Felicia fez um aceno rápido de despedida para Harry e buscou com o olhar a rota mais segura para o alto e para fora. Embora pudessem tirar sua memória, não haviam arrancado seu instinto, força nos braços ou equilíbrio. Ela içou-se através de pontos de apoio na parede, e então chegou a uma passarela metálica. Uma série de janelas estreitas ficava adiante.

“Inferno!”

O Duende Verde continuava no chão, xingando um equipamento. Felicia notava-o agora, embora fosse óbvio que tal coisa estivesse perto: O Duende sempre chegava nas cenas mais horríveis de Nova York voando naquilo, acompanhado de um riso fantasmagórico. Naquele instante, um som engasgado competia com as sirenes. Felicia foi obrigada a gritar:

“Teu planador enguiçou?”

“O propulsor esquerdo não funciona. Tem marcas de garras nele.”

Ela ficou incrédula.

“Você tentou me matar antes?”

“Você quebrou o planador! Eu deveria te matar agora!”

“Eu provavelmente só me defendi, filho da puta!”

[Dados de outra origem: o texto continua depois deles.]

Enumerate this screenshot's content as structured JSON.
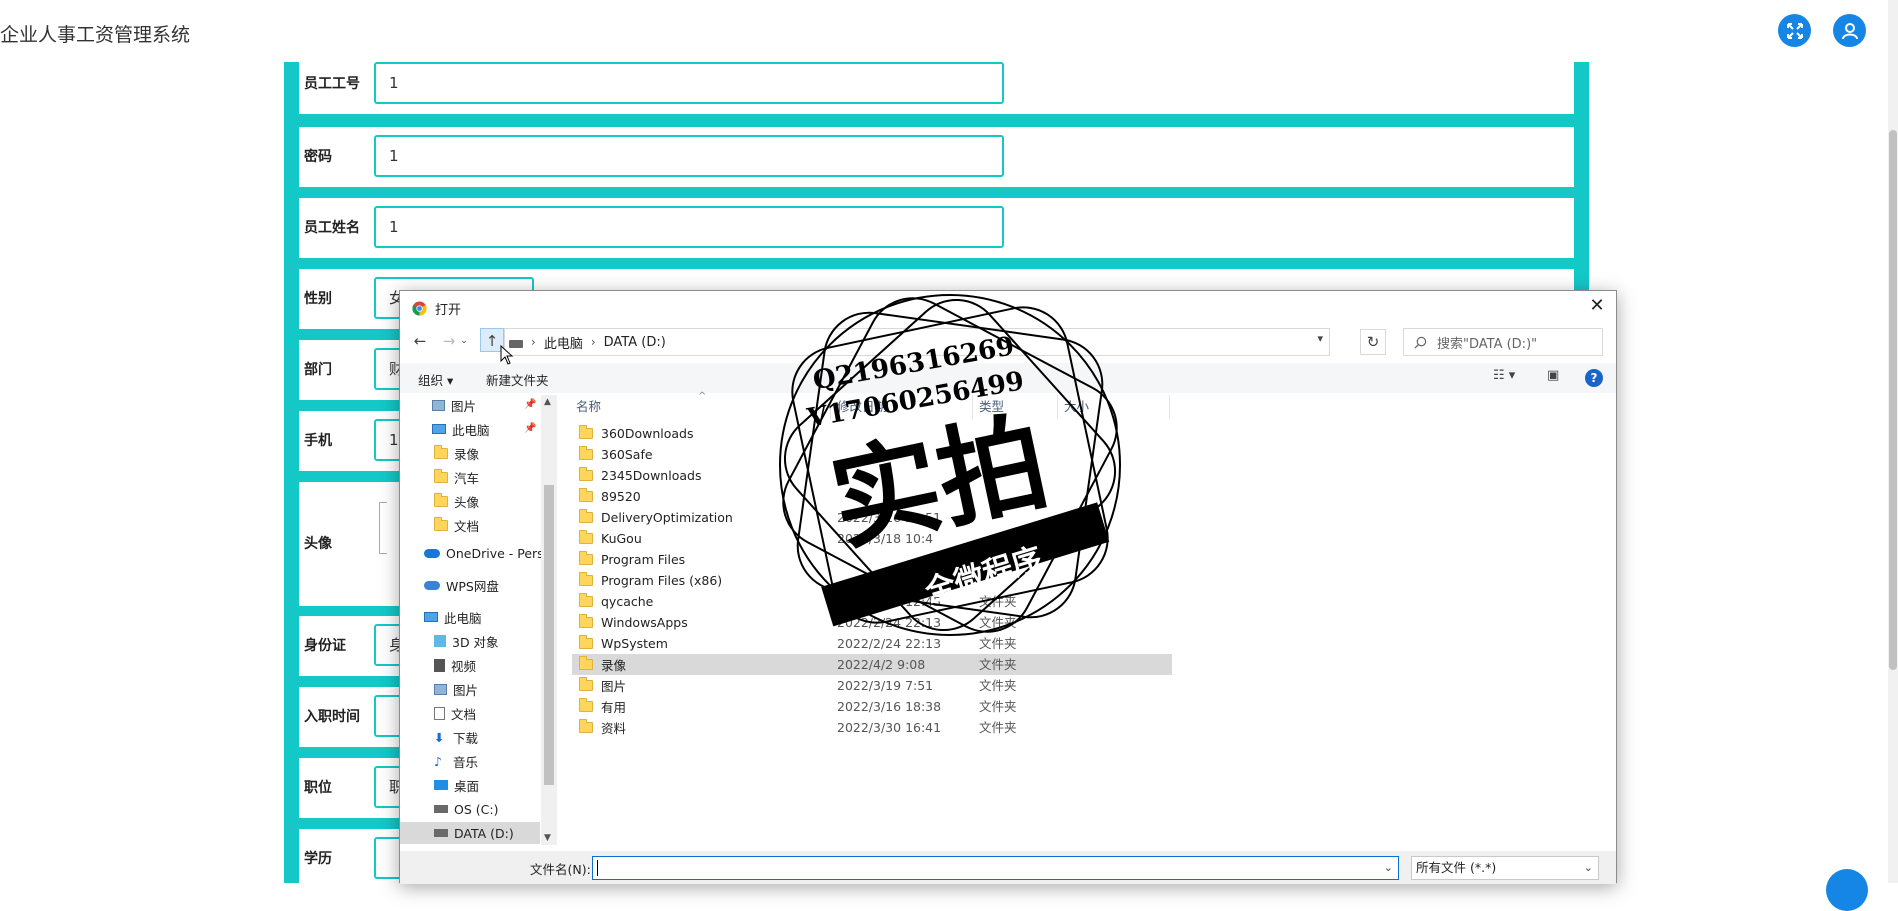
{
  "app": {
    "title": "企业人事工资管理系统",
    "buttons": {
      "fullscreen_icon": "expand-icon",
      "user_icon": "user-icon"
    },
    "accent_color": "#14c8c8",
    "brand_blue": "#1586e6"
  },
  "form": {
    "rows": [
      {
        "label": "员工工号",
        "value": "1"
      },
      {
        "label": "密码",
        "value": "1"
      },
      {
        "label": "员工姓名",
        "value": "1"
      },
      {
        "label": "性别",
        "value": "女"
      },
      {
        "label": "部门",
        "value": "财"
      },
      {
        "label": "手机",
        "value": "1"
      },
      {
        "label": "头像",
        "value": ""
      },
      {
        "label": "身份证",
        "value": "身"
      },
      {
        "label": "入职时间",
        "value": ""
      },
      {
        "label": "职位",
        "value": "职"
      },
      {
        "label": "学历",
        "value": ""
      }
    ]
  },
  "dialog": {
    "title": "打开",
    "address": {
      "crumbs": [
        "此电脑",
        "DATA (D:)"
      ]
    },
    "search_placeholder": "搜索\"DATA (D:)\"",
    "toolbar": {
      "organize": "组织",
      "new_folder": "新建文件夹"
    },
    "nav_items": [
      {
        "label": "图片",
        "icon": "pictures-icon",
        "pinned": true
      },
      {
        "label": "此电脑",
        "icon": "computer-icon",
        "pinned": true
      },
      {
        "label": "录像",
        "icon": "folder-icon"
      },
      {
        "label": "汽车",
        "icon": "folder-icon"
      },
      {
        "label": "头像",
        "icon": "folder-icon"
      },
      {
        "label": "文档",
        "icon": "folder-icon"
      },
      {
        "label": "OneDrive - Perso",
        "icon": "onedrive-icon"
      },
      {
        "label": "WPS网盘",
        "icon": "wps-cloud-icon"
      },
      {
        "label": "此电脑",
        "icon": "computer-icon"
      },
      {
        "label": "3D 对象",
        "icon": "3d-objects-icon"
      },
      {
        "label": "视频",
        "icon": "videos-icon"
      },
      {
        "label": "图片",
        "icon": "pictures-icon"
      },
      {
        "label": "文档",
        "icon": "documents-icon"
      },
      {
        "label": "下载",
        "icon": "downloads-icon"
      },
      {
        "label": "音乐",
        "icon": "music-icon"
      },
      {
        "label": "桌面",
        "icon": "desktop-icon"
      },
      {
        "label": "OS (C:)",
        "icon": "drive-icon"
      },
      {
        "label": "DATA (D:)",
        "icon": "drive-icon",
        "active": true
      }
    ],
    "columns": {
      "name": "名称",
      "date": "修改日期",
      "type": "类型",
      "size": "大小"
    },
    "files": [
      {
        "name": "360Downloads",
        "date": "",
        "type": ""
      },
      {
        "name": "360Safe",
        "date": "",
        "type": ""
      },
      {
        "name": "2345Downloads",
        "date": "",
        "type": ""
      },
      {
        "name": "89520",
        "date": "",
        "type": ""
      },
      {
        "name": "DeliveryOptimization",
        "date": "2022/3/16 21:51",
        "type": ""
      },
      {
        "name": "KuGou",
        "date": "2022/3/18 10:4",
        "type": ""
      },
      {
        "name": "Program Files",
        "date": "",
        "type": ""
      },
      {
        "name": "Program Files (x86)",
        "date": "",
        "type": ""
      },
      {
        "name": "qycache",
        "date": "2022/3/30 12:45",
        "type": "文件夹"
      },
      {
        "name": "WindowsApps",
        "date": "2022/2/24 22:13",
        "type": "文件夹"
      },
      {
        "name": "WpSystem",
        "date": "2022/2/24 22:13",
        "type": "文件夹"
      },
      {
        "name": "录像",
        "date": "2022/4/2 9:08",
        "type": "文件夹",
        "selected": true
      },
      {
        "name": "图片",
        "date": "2022/3/19 7:51",
        "type": "文件夹"
      },
      {
        "name": "有用",
        "date": "2022/3/16 18:38",
        "type": "文件夹"
      },
      {
        "name": "资料",
        "date": "2022/3/30 16:41",
        "type": "文件夹"
      }
    ],
    "filename_label": "文件名(N):",
    "filename_value": "",
    "filetype": "所有文件 (*.*)"
  },
  "watermark": {
    "contact_q": "Q2196316269",
    "contact_v": "V17060256499",
    "main": "实拍",
    "banner": "全微程序"
  }
}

Ah, sim. Nada de menino, nem de criminoso: Harry Osborn era um filho da puta. Ou puto, já que ninguém conhecia a mãe do infeliz, só o falecido e detestável pai dele. De repente, um arrepio se formou nela, abaixo da camada de roupa. Mesmo com raiva, a intuição da Gata não falhava: logo não estariam sozinhos e ela não queria saber se a equipe de segurança usava bala de borracha ou coisa pior.

O fato é que ela tinha duas opções diante de si: resgatar o insanamente lindo e instável Harry Osborn ou deixar a sorte lidar com ele. Se desse azar, ele sobreviveria e iria atrás dela para conferir se gatos tinham mais de uma vida.

Com um suspiro, foi ajudá-lo. Afinal, tinha um coração e preocupava-se também com sua carteira.